Il me semble que M. Moreau [44] se porte un peu mieux, au moins il est in statu neutro ; [18] mais j’avoue qu’il ne faut pas grand’chose pour l’abattre, et puis l’hiver auquel nous touchons du bout du doigt est fort à craindre aux vieillards qui sont si fort abattus. Utinam diu perennet[19] Pour la dédicace des trois traités manuscrits que doit imprimer M. Rigaud, [11] je vous prie vous-même d’y penser. Il me semble que ledit sieur Rigaud m’en dit quelque chose alors que je lui mis la copie entre les mains, mais ce qu’il m’en dit alors m’est échappé de la mémoire. Je vous prie aussi de le faire souvenir d’un livre qu’il m’a promis, intitulé Opus logicum Scheibleri[45] lequel est in‑4o imprimé à Yverdon [46] et que je ne puis avoir que par son moyen. Je chéris et aime tendrement cet auteur, duquel j’ai céans plusieurs ouvrages, et entre autres sa Métaphysique in‑4o[20] Je vous prie aussi de solliciter M. Ravaud pour le défaut d’un demi-alphabet des Consultations de M. Julius Cesar Benedictus à Guelfalione, [21][47][48] et de lui dire que, à lui et à M. Huguetan son associé, je suis leur très humble serviteur. La Vie de M. Dupuy n’est point achevée pour la difficulté que M. Rigault [49] y apporte. C’est qu’il veut qu’on lui envoie les épreuves d’ici là ; [22] on lui en avait envoyé deux feuilles il y a fort longtemps, après avoir attendu plus d’un mois sa réponse, on lui a écrit de nouveau et < il > a mandé qu’il n’avait point reçu lesdites deux feuilles, si bien qu’il a fallu les lui renvoyer ; et pour cet embarras, il y a six semaines que l’ouvrage n’a point avancé ; on dit aussi qu’à ce qu’y a fait M. Rigault, on y ajoutera autre chose qui grossira le livre.

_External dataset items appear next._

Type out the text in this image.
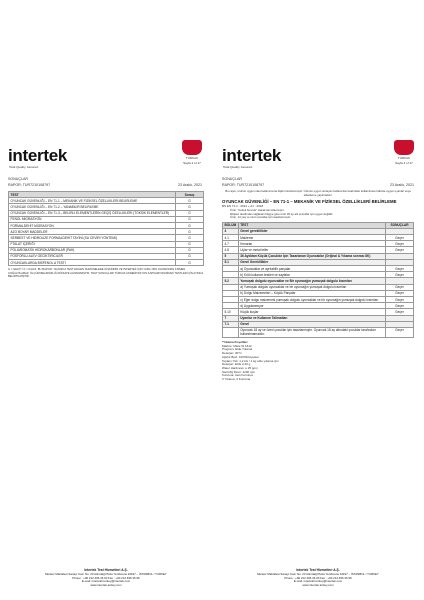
intertek
Total Quality. Assured.
TÜRKAK
Sayfa 2 of 17
SONUÇLAR
RAPOR: TUR7210108797	23 Aralık, 2021
TEST	Sonuç
OYUNCAK GÜVENLİĞİ – EN 71-1 – MEKANİK VE FİZİKSEL ÖZELLİKLERİ BELİRLEME	G
OYUNCAK GÜVENLİĞİ – EN 71-2 – YANABİLİR BELİRLEME	G
OYUNCAK GÜVENLİĞİ – EN 71-3 – BELİRLİ ELEMENTLERİN GEÇİŞ ÖZELLİKLERİ (TOKSİK ELEMENTLER)	G
FENOL MİGRASYON	G
FORMALDEHİT MİGRASYON	G
AZO BOYAR MADDELER	G
SERBEST VE HİDROLİZE FORMALDEHİT TAYİNİ (SU CEVİRİ YÖNTEMİ)	G
FTALAT İÇERİĞİ	G
POLİAROMATİK HİDROKARBONLAR (PAH)	G
FOSFORLU ALEV GECİKTİRİCİLER	G
OYUNCAKLARDA BİSFENOL A TESTİ	G
G = GEÇTİ / K = KALDI. BU RAPOR, YALNIZCA TEST EDİLEN NUMUNELERE İLİŞKİNDİR VE İNTERTEK İÇİN YAZILI İZİN OLMAKSIZIN KISMEN ÇOĞALTILAMAZ. ÖLÇÜM BELİRSİZLİĞİ DİKKATE ALINMAMIŞTIR. TEST SONUÇLARI TÜRKAK AKREDİTASYON KAPSAMI DIŞINDAKİ TESTLER İÇİN AYRICA BELİRTİLMİŞTİR.
Intertek Test Hizmetleri A.Ş.
Merkez Mahallesi Sanayi Cad. No: 23 Altındağ Plaza Yenibosna 34197 – İSTANBUL / TURKEY
Phone : +90 212 496 46 00 Fax : +90 212 496 46 99
E-mail: intertektr.turkey@intertek.com
www.intertek-turkey.com
intertek
Total Quality. Assured.
TÜRKAK
Sayfa 4 of 17
SONUÇLAR
RAPOR: TUR7210108797	23 Aralık, 2021
Bu rapor, ürünün uygun olan kullanıcısına ilişkin hazırlanmıştır. Ürünün uygun olmayan kullanıcılar tarafından kullanılması halinde uygun uyarılar veya etiketleme yapılmalıdır.
OYUNCAK GÜVENLİĞİ – EN 71-1 – MEKANİK VE FİZİKSEL ÖZELLİKLERİ BELİRLEME
BS EN 71-1 : 2014 + A1 : 2018
Ürün: "bebek boncuk" olarak tanımlanmıştır.
Müşteri tarafından sağlanan bilgiye göre ürün 36 ay altı çocuklar için uygun değildir.
Ürün, 14 yaş ve üzeri çocuklar için tasarlanmıştır.
BÖLÜM	TEST	SONUÇLAR
4	Genel gereklilikler	
4.1	Malzeme	Geçer
4.7	Kenarlar	Geçer
4.8	Uçlar ve metal teller	Geçer
5	36 Aylıktan Küçük Çocuklar İçin Tasarlanan Oyuncaklar (Orijinal & Yıkama sonrası 8K)	
5.1	Genel Gereklilikler	
	a) Oyuncaklar ve ayrılabilir parçalar	Geçer
	b) Kötü kullanım testleri ve sayfalar	Geçer
5.2	Yumuşak dolgulu oyuncaklar ve Bir oyuncağın yumuşak dolgulu kısımları	
	a) Yumuşak dolgulu oyuncaklar ve bir oyuncağın yumuşak dolgulu kısımları	Geçer
	b) Dolgu Malzemeleri – Küçük Parçalar	Geçer
	c) Eğer dolgu malzemesi yumuşak dolgulu oyuncaklar ve bir oyuncağın yumuşak dolgulu kısımları	Geçer
	d) Uygulanmıyor	Geçer
5.10	Küçük kuşlar	Geçer
7	Uyarılar ve Kullanım Talimatları	
7.1	Genel	
	Oyuncak 18 ay ve üzeri çocuklar için tasarlanmıştır. Oyuncak 18 ay altındaki çocuklar tarafından kullanılmamalıdır.	Geçer
*Yıkama Koşulları:
Makine: Miele W 1612
Program: Elde Yıkama
Deterjan: 30°C
Ağırlık Bezi: 100%Polyester
Toplam Yük: 1,2 kG / 1 kg elde yıkama için
Deterjan: ECE A 20 g
Water Hardness: ≤ 25 ppm
Santrifüj Devri: 1200 rpm
Kurutma: Asılı Kurutma
3 Yıkama, 3 Kurutma
Intertek Test Hizmetleri A.Ş.
Merkez Mahallesi Sanayi Cad. No: 23 Altındağ Plaza Yenibosna 34197 – İSTANBUL / TURKEY
Phone : +90 212 496 46 00 Fax : +90 212 496 46 99
E-mail: intertektr.turkey@intertek.com
www.intertek-turkey.com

Ce 10e de décembre. La Chambre des comptes, la Cour des aides[50] les trésoriers de France [23][51] et les secrétaires du roi ont aujourd’hui matin envoyé prier Messieurs du Parlement de vouloir leur prêter secours et adjonction pour, étant tous assemblés d’un commun consentement, demander audience au premier président [52] et lui faire remontrances pour le paiement de leurs gages, de leurs rentes, etc. Je ne sais pas ce que fera à cela le Parlement, mais c’est chose certaine que ces Messieurs mêmes, qui demandent aujourd’hui adjonction, ont par ci-devant refusé secours au Parlement qui était bien avant embarqué dans les affaires publiques, à qui ces Messieurs n’ont voulu donner aucun secours lorsqu’ils en avaient grand besoin, et même, lorsque l’intérêt public les y devait obliger.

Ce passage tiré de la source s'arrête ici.